The mention of Thomas Kuhn (P.50) is interesting but may be irrelevant as science progresses largely by falsification of hypotheses (Karl Popper). The problem with climate science is that the cause-and-effect relationships are not well-known, are often complex and not easy to establish. There can be many contributory causes to a particular effect all with varying strengths. In climate science it is not easy to carry out experiments in highly controlled environments (such as a laboratory) although some relationships have been experimentally determined (e.g. Absorption of infrared radiation which is logarithmic – see the Lambert-Beer Law). Much of what we know of the climate is painstakingly investigated in the field often using proxies, and weather stations and is often heavily reliant on geology. It is, therefore, very unreliable as a science.
To produce a scare story of monumental proportions like the climate change scare relies heavily on the gullibility of citizens and a prolonged attack on their common sense. However, like the other delusions (see Extraordinary Popular Delusions and The Madness of Crowds by Charles Mackay) the climate change scare will be found out for what it is – nonsense!
The whole problem with writing about decarbonization is that it is a solution to a non-problem created by ill-informed governments and propaganda from the United Nations and misleading activism. The correct response to a non-problem is to do nothing.
The scientific evidence is clear, that more carbon dioxide is good as it: (a) increases crop yields; (b) is responsible for greening of marginal lands; (c) is a third or fourth rate player in climate change (after empirically derived other causes of fluctuations in weather such as natural variability, ocean circulation currents, and solar and astronomical cycles) and; (d) is largely benign as the infrared radiation absorption is almost saturated and expectations of temperature increase with increased carbon dioxide are small to insignificant.

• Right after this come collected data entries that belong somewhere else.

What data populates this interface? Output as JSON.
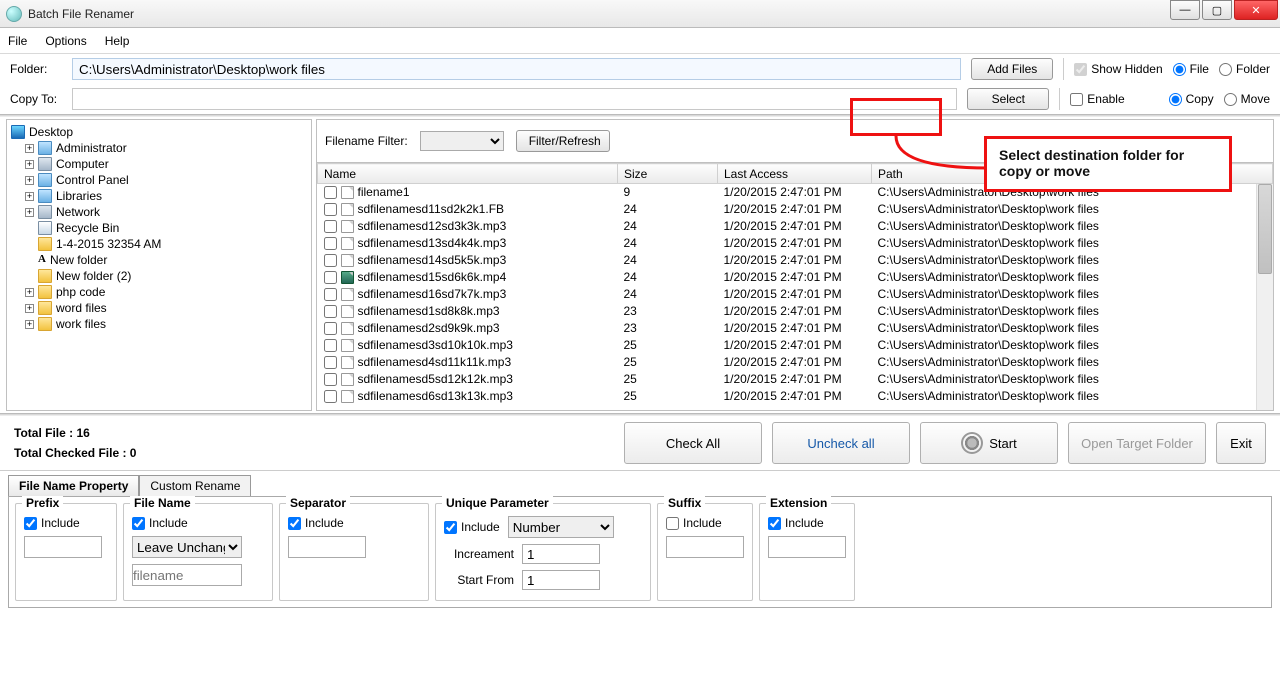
{
  "window": {
    "title": "Batch File Renamer"
  },
  "menu": {
    "file": "File",
    "options": "Options",
    "help": "Help"
  },
  "folder_row": {
    "label": "Folder:",
    "value": "C:\\Users\\Administrator\\Desktop\\work files",
    "add_files": "Add Files",
    "show_hidden": "Show Hidden",
    "file": "File",
    "folder": "Folder"
  },
  "copy_row": {
    "label": "Copy To:",
    "value": "",
    "select": "Select",
    "enable": "Enable",
    "copy": "Copy",
    "move": "Move"
  },
  "tree": [
    {
      "icon": "desktop",
      "label": "Desktop",
      "exp": "",
      "ind": 0
    },
    {
      "icon": "bluefolder",
      "label": "Administrator",
      "exp": "+",
      "ind": 1
    },
    {
      "icon": "computer",
      "label": "Computer",
      "exp": "+",
      "ind": 1
    },
    {
      "icon": "bluefolder",
      "label": "Control Panel",
      "exp": "+",
      "ind": 1
    },
    {
      "icon": "bluefolder",
      "label": "Libraries",
      "exp": "+",
      "ind": 1
    },
    {
      "icon": "computer",
      "label": "Network",
      "exp": "+",
      "ind": 1
    },
    {
      "icon": "recycle",
      "label": "Recycle Bin",
      "exp": "",
      "ind": 1
    },
    {
      "icon": "folder",
      "label": "1-4-2015 32354 AM",
      "exp": "",
      "ind": 1
    },
    {
      "icon": "newf",
      "label": "New folder",
      "exp": "",
      "ind": 1
    },
    {
      "icon": "folder",
      "label": "New folder (2)",
      "exp": "",
      "ind": 1
    },
    {
      "icon": "folder",
      "label": "php code",
      "exp": "+",
      "ind": 1
    },
    {
      "icon": "folder",
      "label": "word files",
      "exp": "+",
      "ind": 1
    },
    {
      "icon": "folder",
      "label": "work files",
      "exp": "+",
      "ind": 1
    }
  ],
  "filter": {
    "label": "Filename Filter:",
    "btn": "Filter/Refresh"
  },
  "columns": {
    "name": "Name",
    "size": "Size",
    "last": "Last Access",
    "path": "Path"
  },
  "rows": [
    {
      "name": "filename1",
      "size": "9",
      "last": "1/20/2015 2:47:01 PM",
      "path": "C:\\Users\\Administrator\\Desktop\\work files",
      "mp4": false
    },
    {
      "name": "sdfilenamesd11sd2k2k1.FB",
      "size": "24",
      "last": "1/20/2015 2:47:01 PM",
      "path": "C:\\Users\\Administrator\\Desktop\\work files",
      "mp4": false
    },
    {
      "name": "sdfilenamesd12sd3k3k.mp3",
      "size": "24",
      "last": "1/20/2015 2:47:01 PM",
      "path": "C:\\Users\\Administrator\\Desktop\\work files",
      "mp4": false
    },
    {
      "name": "sdfilenamesd13sd4k4k.mp3",
      "size": "24",
      "last": "1/20/2015 2:47:01 PM",
      "path": "C:\\Users\\Administrator\\Desktop\\work files",
      "mp4": false
    },
    {
      "name": "sdfilenamesd14sd5k5k.mp3",
      "size": "24",
      "last": "1/20/2015 2:47:01 PM",
      "path": "C:\\Users\\Administrator\\Desktop\\work files",
      "mp4": false
    },
    {
      "name": "sdfilenamesd15sd6k6k.mp4",
      "size": "24",
      "last": "1/20/2015 2:47:01 PM",
      "path": "C:\\Users\\Administrator\\Desktop\\work files",
      "mp4": true
    },
    {
      "name": "sdfilenamesd16sd7k7k.mp3",
      "size": "24",
      "last": "1/20/2015 2:47:01 PM",
      "path": "C:\\Users\\Administrator\\Desktop\\work files",
      "mp4": false
    },
    {
      "name": "sdfilenamesd1sd8k8k.mp3",
      "size": "23",
      "last": "1/20/2015 2:47:01 PM",
      "path": "C:\\Users\\Administrator\\Desktop\\work files",
      "mp4": false
    },
    {
      "name": "sdfilenamesd2sd9k9k.mp3",
      "size": "23",
      "last": "1/20/2015 2:47:01 PM",
      "path": "C:\\Users\\Administrator\\Desktop\\work files",
      "mp4": false
    },
    {
      "name": "sdfilenamesd3sd10k10k.mp3",
      "size": "25",
      "last": "1/20/2015 2:47:01 PM",
      "path": "C:\\Users\\Administrator\\Desktop\\work files",
      "mp4": false
    },
    {
      "name": "sdfilenamesd4sd11k11k.mp3",
      "size": "25",
      "last": "1/20/2015 2:47:01 PM",
      "path": "C:\\Users\\Administrator\\Desktop\\work files",
      "mp4": false
    },
    {
      "name": "sdfilenamesd5sd12k12k.mp3",
      "size": "25",
      "last": "1/20/2015 2:47:01 PM",
      "path": "C:\\Users\\Administrator\\Desktop\\work files",
      "mp4": false
    },
    {
      "name": "sdfilenamesd6sd13k13k.mp3",
      "size": "25",
      "last": "1/20/2015 2:47:01 PM",
      "path": "C:\\Users\\Administrator\\Desktop\\work files",
      "mp4": false
    }
  ],
  "status": {
    "total": "Total File :  16",
    "checked": "Total Checked File :  0"
  },
  "buttons": {
    "check_all": "Check All",
    "uncheck_all": "Uncheck all",
    "start": "Start",
    "open_target": "Open Target Folder",
    "exit": "Exit"
  },
  "tabs": {
    "t1": "File Name Property",
    "t2": "Custom Rename"
  },
  "groups": {
    "prefix": {
      "title": "Prefix",
      "include": "Include"
    },
    "filename": {
      "title": "File Name",
      "include": "Include",
      "mode": "Leave Unchange",
      "ph": "filename"
    },
    "separator": {
      "title": "Separator",
      "include": "Include"
    },
    "unique": {
      "title": "Unique Parameter",
      "include": "Include",
      "sel": "Number",
      "increament": "Increament",
      "inc_val": "1",
      "startfrom": "Start From",
      "sf_val": "1"
    },
    "suffix": {
      "title": "Suffix",
      "include": "Include"
    },
    "extension": {
      "title": "Extension",
      "include": "Include"
    }
  },
  "annotation": "Select destination folder for copy or move"
}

John McBratney B. Tech (Electronic Engineering), formerly MIE Aust, MIEEE Electronic Systems Engineer, Rtd.
p.22 – I think a comment here is called for that, regarding the obvious (from Beddow’s words) responsibility for such widespread education rests with governments. The problem clearly, especially in Australia, is that giovernments do not take such responsibility seriously and do so! It’s worse in Australia, nuclear remains on the (mindless) banned list.
Overall I have very little criticism, it is a most scholarly paper and extremely well written. Most of my corrections are typing or American spelling, I assume you want to stay wit the Oxford versions of spelling. I would.
I particularly liked the Epilogue, if modern Western politicians read nothing else they must read this section. I personally considedr that ALL Western Pollies shoujld be force-fed a copy and sat in a locked room until they can show they have read it all.
Dr Beddow’s predictions are not encouraging, I guess I won’t see most of them but I worry about our kids.
One technical point that I did expand on with a comment is Dr Beddow’s statements on storage. Any engineer will tell you it cannot work BUT the proponents of wind and solar grid systems still trot them out, I see HUGE solar field with batteries next door, absolutely useless as grid supply back-up. I spent 4 years at the Snowy Mountains Hydro Electric Authority, as their Telecommunications Engineer sure BUT I learned a great deal about pump storage and it ONLY viable use – “peak lopping”, power system jargon for fill in generation during peak hour around breakfast and dinner cooking times. That is the only real use of big batteries.